Des branches de frêne dans l’auge des chèvres
Un essai réalisé à la ferme expérimentale caprine du Pradel confirme l’intérêt des arbres comme ressource fourragère. Les chèvres se sont régalées de feuilles de frêne, faisant grimper la production laitière.
À la suite de retours positifs sur l’intégration de feuilles de mûrier blanc dans la ration des chèvres, la Ferme du Pradel (Ardèche) s’est intéressée à une autre essence arborée : le frêne. Cet essai a été réalisé en septembre 2023 dans le cadre du projet Rame, piloté par Agroof et financé par la Fondation de France. Il a été conduit sur deux lots de douze chèvres : un lot « frêne » et un lot « témoin ». Contrairement à l’essai sur les mûriers, les feuilles de frêne ont été récoltées la veille et distribuées à l’auge le matin. Le soir, ce lot recevait le même foin de luzerne que le lot témoin. En complément, chaque chèvre a reçu 800 grammes par jour de concentré commercial.
Les chèvres aiment le frêne
Les refus de frêne étaient enlevés avant chaque repas de foin de luzerne, afin de mesurer la part dans la ration. Des photos des branches distribuées ont été prises avant et après pour visualiser la consommation des chèvres entre les feuilles, les jeunes rameaux et le bois. Indéniablement, les chèvres mangent majoritairement les feuilles.

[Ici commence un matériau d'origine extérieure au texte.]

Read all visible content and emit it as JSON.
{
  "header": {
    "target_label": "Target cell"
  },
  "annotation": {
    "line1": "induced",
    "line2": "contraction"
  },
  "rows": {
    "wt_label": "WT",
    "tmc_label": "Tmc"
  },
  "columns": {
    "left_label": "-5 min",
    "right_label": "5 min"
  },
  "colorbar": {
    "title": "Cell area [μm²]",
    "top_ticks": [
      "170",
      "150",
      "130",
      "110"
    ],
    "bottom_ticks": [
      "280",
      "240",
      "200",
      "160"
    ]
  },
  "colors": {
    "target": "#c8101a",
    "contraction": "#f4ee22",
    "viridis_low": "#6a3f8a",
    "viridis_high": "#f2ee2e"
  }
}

La part de frêne dans la ration représentait environ 60 % de la ration fourragère, soit 1,4 kg de matière sèche (MS) en moyenne. Comme le mûrier blanc, le frêne fait partie des fourrages ligneux possédant de bonnes valeurs alimentaires. Les analyses faites en fin d’été le confirment avec 13,5 % de matière azotée totale (MAT) et près de 60 % de digestibilité enzymatique. À noter que ces valeurs peuvent varier suivant les périodes où les arbres sont pâturés. En comparatif, le foin de luzerne de première coupe distribué se situe autour de 14 % de MAT et près de 50 % de digestibilité enzymatique.
Davantage de lait avec le frêne
Les résultats des contrôles laitiers montrent une amélioration de la production laitière en faveur du lot « frêne » avec 3,35 kilos de lait par jour en moyenne contre 3 kilos pour le lot « témoin ». Cette hausse peut notamment s’expliquer par l’apport de feuilles fraîches plus fréquemment le long de la journée ; les chèvres revenant plus souvent à l’auge ont été donc plus stimulées. Le lot « frêne » a ingéré 2,4 kilos de MS (dont 1 kg de foin), alors que le lot « témoin » a ingéré 2,25 kilos de MS de foin.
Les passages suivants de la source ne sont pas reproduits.